Heureusement, en 2021, les options quasi infinies de cours en ligne permettent de combler ce besoin. Les organisations reconnaissent de plus en plus la formation par microcrédits et l'apprentissage permanent (certaines ont même renoncé à exiger un diplôme d'études postsecondaires comme condition d'accès à l'emploi). Les personnes handicapées ont davantage de possibilités d'acquérir de nouvelles compétences et connaissances sans avoir à affronter des obstacles physiques, offrant aux entreprises un accès élargi à un nouveau bassin de candidats.

Les personnes handicapées font partie intégrante de la composante « S » de l'équation ESG

Les entreprises sont de plus en plus nombreuses à se concentrer sur leurs pratiques environnementales, sociales et de gouvernance et à renforcer leurs politiques d'inclusion, de diversité et d'équité. Il n'empêche que, bien qu'elles représentent près du quart de la population, les personnes handicapées sont souvent négligées.

Selon un rapport du groupe Return On Disability, à peine 4 % des entreprises prennent en compte les personnes handicapées lorsqu'elles mettent sur pied de telles initiatives. C'est une occasion manquée.

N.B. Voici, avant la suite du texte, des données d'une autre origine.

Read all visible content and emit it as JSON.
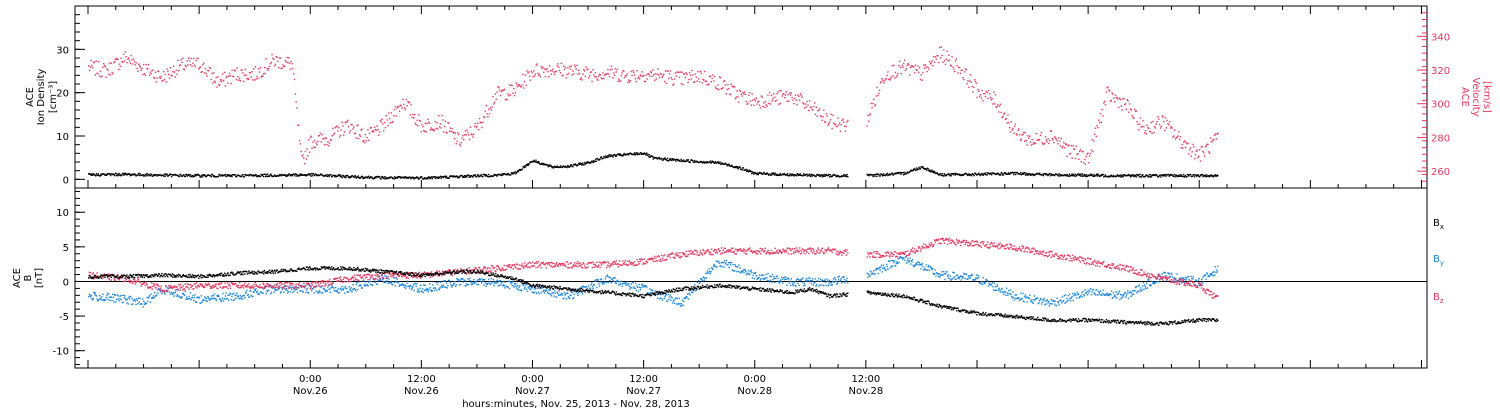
{
  "colors": {
    "black": "#000000",
    "pink": "#e8375f",
    "blue": "#1a86e0"
  },
  "chart_data": [
    {
      "type": "scatter",
      "panel": "top",
      "left_axis_label": [
        "ACE",
        "Ion Density",
        "[cm⁻³]"
      ],
      "right_axis_label": [
        "ACE",
        "Velocity",
        "[km/s]"
      ],
      "ylim_left": [
        -2,
        40
      ],
      "yticks_left": [
        0,
        10,
        20,
        30
      ],
      "ylim_right": [
        250,
        358
      ],
      "yticks_right": [
        260,
        280,
        300,
        320,
        340
      ],
      "series": [
        {
          "key": "density",
          "axis": "left",
          "color": "#000000",
          "x": [
            0,
            4,
            8,
            12,
            16,
            20,
            24,
            28,
            32,
            36,
            38,
            40,
            42,
            44,
            46,
            48,
            50,
            52,
            54,
            56,
            60,
            61,
            64,
            68,
            70,
            72,
            76,
            80,
            82,
            84,
            88,
            90,
            92,
            96,
            100,
            104,
            108,
            110,
            112,
            116,
            120,
            122
          ],
          "y": [
            1.2,
            1.3,
            1.1,
            1.0,
            1.0,
            1.1,
            1.2,
            0.8,
            0.5,
            0.5,
            0.6,
            0.8,
            1.0,
            1.1,
            1.5,
            4.5,
            3.0,
            3.2,
            4.0,
            5.5,
            6.2,
            5.0,
            4.5,
            4.0,
            3.0,
            1.5,
            1.2,
            1.0,
            1.0,
            1.0,
            1.5,
            3.0,
            1.2,
            1.3,
            1.5,
            1.2,
            1.1,
            1.0,
            1.0,
            1.0,
            1.0,
            1.0
          ]
        },
        {
          "key": "velocity",
          "axis": "right",
          "color": "#e8375f",
          "x": [
            0,
            2,
            4,
            6,
            8,
            10,
            12,
            14,
            16,
            18,
            20,
            22,
            23,
            24,
            26,
            28,
            30,
            32,
            34,
            36,
            38,
            40,
            42,
            44,
            46,
            48,
            50,
            52,
            54,
            56,
            58,
            60,
            62,
            64,
            66,
            68,
            70,
            72,
            76,
            78,
            80,
            82,
            84,
            86,
            88,
            90,
            92,
            94,
            96,
            98,
            100,
            102,
            104,
            106,
            108,
            110,
            112,
            114,
            116,
            118,
            120,
            122
          ],
          "y": [
            322,
            320,
            328,
            321,
            316,
            323,
            324,
            313,
            318,
            318,
            326,
            324,
            265,
            278,
            280,
            288,
            280,
            288,
            302,
            287,
            290,
            278,
            286,
            306,
            308,
            320,
            321,
            320,
            318,
            319,
            317,
            318,
            317,
            315,
            317,
            313,
            306,
            302,
            305,
            298,
            290,
            287,
            290,
            318,
            322,
            318,
            330,
            322,
            308,
            302,
            284,
            278,
            282,
            272,
            268,
            306,
            300,
            285,
            290,
            278,
            270,
            280
          ]
        }
      ]
    },
    {
      "type": "scatter",
      "panel": "bottom",
      "left_axis_label": [
        "ACE",
        "B",
        "[nT]"
      ],
      "ylim": [
        -12.5,
        13.5
      ],
      "yticks": [
        -10,
        -5,
        0,
        5,
        10
      ],
      "zero_line": true,
      "legend": [
        "Bx",
        "By",
        "Bz"
      ],
      "series": [
        {
          "key": "Bx",
          "color": "#000000",
          "x": [
            0,
            4,
            8,
            12,
            16,
            20,
            24,
            28,
            32,
            36,
            40,
            42,
            44,
            46,
            48,
            52,
            56,
            60,
            64,
            68,
            72,
            76,
            78,
            80,
            84,
            88,
            92,
            96,
            100,
            104,
            108,
            112,
            116,
            120,
            122
          ],
          "y": [
            0.8,
            0.8,
            1.0,
            0.8,
            1.3,
            1.5,
            2.0,
            2.0,
            1.5,
            1.0,
            1.5,
            1.5,
            1.0,
            0.5,
            -0.5,
            -1.0,
            -1.5,
            -2.0,
            -1.0,
            -0.5,
            -1.0,
            -1.5,
            -1.0,
            -2.0,
            -1.5,
            -2.0,
            -3.5,
            -4.5,
            -5.0,
            -5.5,
            -5.5,
            -5.8,
            -6.0,
            -5.5,
            -5.5
          ]
        },
        {
          "key": "By",
          "color": "#1a86e0",
          "x": [
            0,
            4,
            6,
            8,
            12,
            16,
            20,
            24,
            28,
            32,
            36,
            40,
            44,
            48,
            52,
            56,
            60,
            64,
            68,
            72,
            76,
            80,
            84,
            88,
            92,
            96,
            100,
            104,
            108,
            112,
            116,
            120,
            122
          ],
          "y": [
            -2.0,
            -2.5,
            -3.0,
            -1.0,
            -2.5,
            -2.0,
            -1.0,
            -1.0,
            -1.0,
            0.5,
            -1.0,
            0.0,
            0.0,
            -1.0,
            -2.0,
            0.5,
            -1.0,
            -3.0,
            3.0,
            1.0,
            0.0,
            0.0,
            1.0,
            3.5,
            1.0,
            0.5,
            -2.0,
            -3.0,
            -1.5,
            -2.0,
            1.0,
            0.0,
            2.0
          ]
        },
        {
          "key": "Bz",
          "color": "#e8375f",
          "x": [
            0,
            4,
            8,
            12,
            16,
            20,
            24,
            28,
            32,
            36,
            40,
            44,
            48,
            52,
            56,
            60,
            64,
            68,
            72,
            76,
            80,
            84,
            88,
            92,
            96,
            100,
            104,
            108,
            112,
            116,
            120,
            122
          ],
          "y": [
            1.0,
            0.5,
            -1.0,
            -0.5,
            -0.5,
            -0.5,
            -0.5,
            0.5,
            1.0,
            1.0,
            1.5,
            2.0,
            2.5,
            2.5,
            2.5,
            3.0,
            4.0,
            4.5,
            4.5,
            4.5,
            4.5,
            4.0,
            4.0,
            6.0,
            5.5,
            5.0,
            4.0,
            3.0,
            2.0,
            0.5,
            -0.5,
            -2.5
          ]
        }
      ]
    }
  ],
  "x_axis": {
    "ticks": [
      {
        "x": 24,
        "time": "0:00",
        "date": "Nov.26"
      },
      {
        "x": 36,
        "time": "12:00",
        "date": "Nov.26"
      },
      {
        "x": 48,
        "time": "0:00",
        "date": "Nov.27"
      },
      {
        "x": 60,
        "time": "12:00",
        "date": "Nov.27"
      },
      {
        "x": 72,
        "time": "0:00",
        "date": "Nov.28"
      },
      {
        "x": 84,
        "time": "12:00",
        "date": "Nov.28"
      }
    ],
    "title": "hours:minutes, Nov. 25, 2013 - Nov. 28, 2013"
  },
  "labels": {
    "ion_density": [
      "ACE",
      "Ion Density",
      "[cm⁻³]"
    ],
    "velocity": [
      "ACE",
      "Velocity",
      "[km/s]"
    ],
    "b_field": [
      "ACE",
      "B",
      "[nT]"
    ],
    "bx": "B",
    "bx_sub": "x",
    "by": "B",
    "by_sub": "y",
    "bz": "B",
    "bz_sub": "z"
  }
}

L'intégration des femmes dans les milieux de travail a progressé. Pour les personnes racisées et les Autochtones, l'évolution est beaucoup plus lente, mais elle se concrétise. En ce qui concerne les personnes handicapées, les gains ont été pratiquement nuls. Il est donc temps d'accorder à ce groupe la même attention qu'aux autres groupes sous-représentés. Si les entreprises sont vraiment déterminées à adopter les principes ESG, elles doivent reconnaître que les personnes handicapées font partie intégrante de la composante « S » de l'équation ESG.

Chaque entreprise et chaque candidat sont uniques. La plupart du temps, l'employeur doit simplement faire preuve d'un peu d'imagination, mais il se peut également qu'il doive investir stratégiquement pour concilier les exigences du poste et les besoins particuliers d'un candidat handicapé.

Nous ne croyons pas que les organisations excluent délibérément les personnes qui vivent avec un handicap. Souvent, nous ne sommes tout simplement pas conscients des préjugés que nous entretenons. Pour contrer cette situation, il faut agir de manière délibérée pour réduire les inégalités.

Nous devons prendre l'initiative d'embaucher davantage de personnes handicapées pour mettre fin à la discrimination involontaire.

Agir délibérément signifie que nous ne pouvons plus ignorer les candidats qui démontrent une capacité exceptionnelle d'innovation et d'adaptation – des compétences très recherchées sur le marché actuel. Embaucher des personnes handicapées est une stratégie à la fois juste et sensée.